Мане никогда не принадлежал к числу художников, поглощенных чувством собственной исключительности, необычайности того, что с ними происходит, не устающих вопрошать собственное лицо, пытаясь выведать у него какую-то тайну. Пока он изобразил самого себя только раз, к тому же в манере несколько насмешливой, — то было, когда он распрощался с мастерской Кутюра. Но теперь он уже дважды с кистью в руках анализирует себя, испытующе всматривается в свои исхудавшие черты, о поразительной душераздирающей правдивостью передает скрытую напряженность.

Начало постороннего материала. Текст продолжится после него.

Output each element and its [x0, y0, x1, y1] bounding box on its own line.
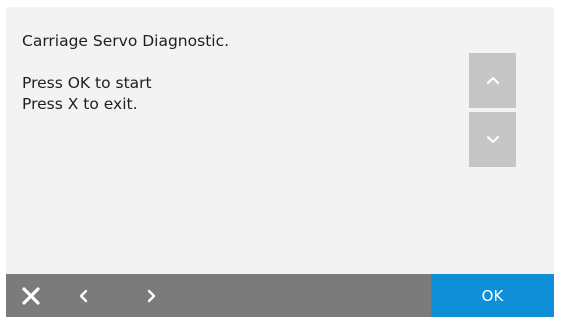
diagnostic-screen: Carriage Servo Diagnostic. Press OK to s… — [6, 7, 554, 317]
ok-button[interactable]: OK — [431, 274, 554, 317]
cancel-button[interactable] — [16, 274, 46, 317]
instruction-start: Press OK to start — [22, 74, 152, 92]
chevron-up-icon — [486, 77, 499, 84]
chevron-down-icon — [486, 136, 499, 143]
diagnostic-title: Carriage Servo Diagnostic. — [22, 32, 230, 50]
previous-button[interactable] — [72, 274, 96, 317]
scroll-up-button[interactable] — [469, 53, 516, 108]
instruction-exit: Press X to exit. — [22, 95, 138, 113]
bottom-nav-bar: OK — [6, 274, 554, 317]
chevron-left-icon — [79, 289, 88, 302]
chevron-right-icon — [147, 289, 156, 302]
next-button[interactable] — [139, 274, 163, 317]
message-panel: Carriage Servo Diagnostic. Press OK to s… — [22, 31, 454, 115]
scroll-down-button[interactable] — [469, 112, 516, 167]
close-icon — [22, 286, 40, 305]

Совсем неподалеку от Парижа, в Бельвю, находится знаменитая гидротерапевтическая лечебница, оборудованная много лучше лечебницы на улице Миромениль. Мане убеждают провести там курс лечения. Он обещает последовать этому совету. Но прежде ему хотелось бы несколько продвинуть свои работы. Еще в июле 1879 года в известном ресторане папаши Латюиля, расположенном рядом с кафе Гербуа, он начал писать новую «сценку современной жизни»: сидя за столиком, некий причесанный по последней моде хлыщ просит о чем-то молодую женщину, слушающую его сдержанно, не без некоторого недоверия. Страница жизни, пронизанная солнечными, светлыми красками. «Ну, сынок, тебя ждут в Салоне награды», — говорит Мане, положив последние мазки на холст и потирая руки.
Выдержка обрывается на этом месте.